New York, July 25, 2023 – British authorities should make public the findings of an investigation into allegations that Northern Ireland police surveilled journalists Trevor Birney and Barry McCaffrey in 2013 and hold those responsible to account, the Committee to Protect Journalists said Tuesday.
“British authorities should ensure a thorough and transparent investigation into the alleged surveillance of journalists Trevor Birney and Barry McCaffrey, and make sure that any who violated journalists’ rights are held accountable,” said Gulnoza Said, CPJ’s Europe and Central Asia program coordinator. “Journalists must be able to speak with sources and do their jobs without fear that authorities will spy on their communications.”

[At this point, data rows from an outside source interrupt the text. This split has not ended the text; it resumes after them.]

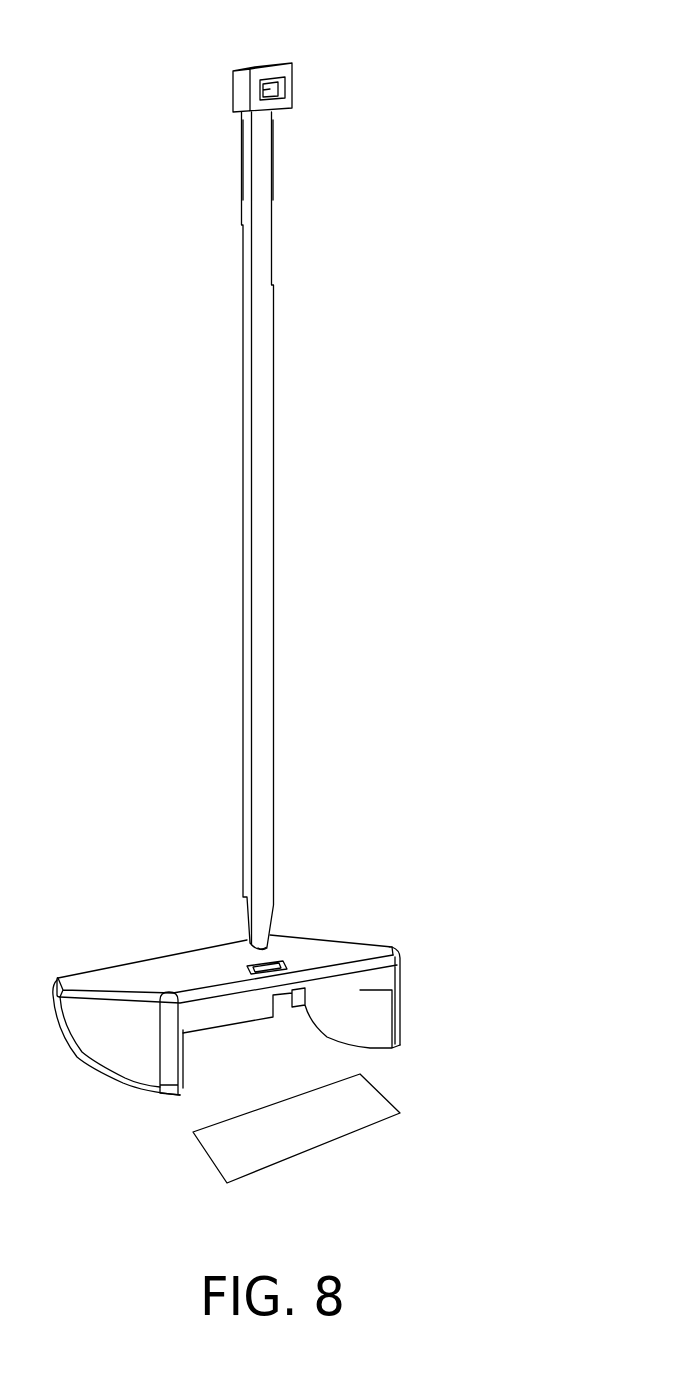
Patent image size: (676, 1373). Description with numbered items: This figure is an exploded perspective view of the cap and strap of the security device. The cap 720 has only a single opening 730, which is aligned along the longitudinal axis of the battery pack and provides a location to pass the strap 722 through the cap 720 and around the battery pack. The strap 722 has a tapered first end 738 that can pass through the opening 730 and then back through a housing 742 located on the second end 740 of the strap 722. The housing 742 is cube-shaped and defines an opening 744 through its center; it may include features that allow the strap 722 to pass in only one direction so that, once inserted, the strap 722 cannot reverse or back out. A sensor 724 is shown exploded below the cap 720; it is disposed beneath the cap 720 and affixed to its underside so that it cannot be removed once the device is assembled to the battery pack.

The cap 720 is at (168, 982).
The strap 722 is at (259, 540).
The sensor 724 is at (348, 1097).
The opening 730 is at (250, 963).
The first end 738 is at (272, 918).
The second end 740 is at (263, 130).
The housing 742 is at (242, 101).
The opening 744 is at (265, 80).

The investigation stems from complaints filed by Birney and McCaffrey to the Investigatory Powers Tribunal, an independent judicial body charged with looking into surveillance allegations. The IPT is expected to hold a hearing later this year on the lawfulness of that alleged surveillance.
Birney and McCaffrey were arrested and their homes raided in 2018 on suspicion of stealing confidential documents while working on the documentary “No Stone Unturned,” about a Northern Ireland police investigation into the 1994 murders of six men. In 2020, the journalists won a case in the High Court of Belfast, which ruled that the search warrants were inappropriate and ordered the police to pay damages to both journalists.
Birney told The Guardian that he and McCaffrey had no insight into the IPT’s investigation. He said they were “completely blinkered in this process. We only get to see a glimpse behind the curtain of what the court is doing.”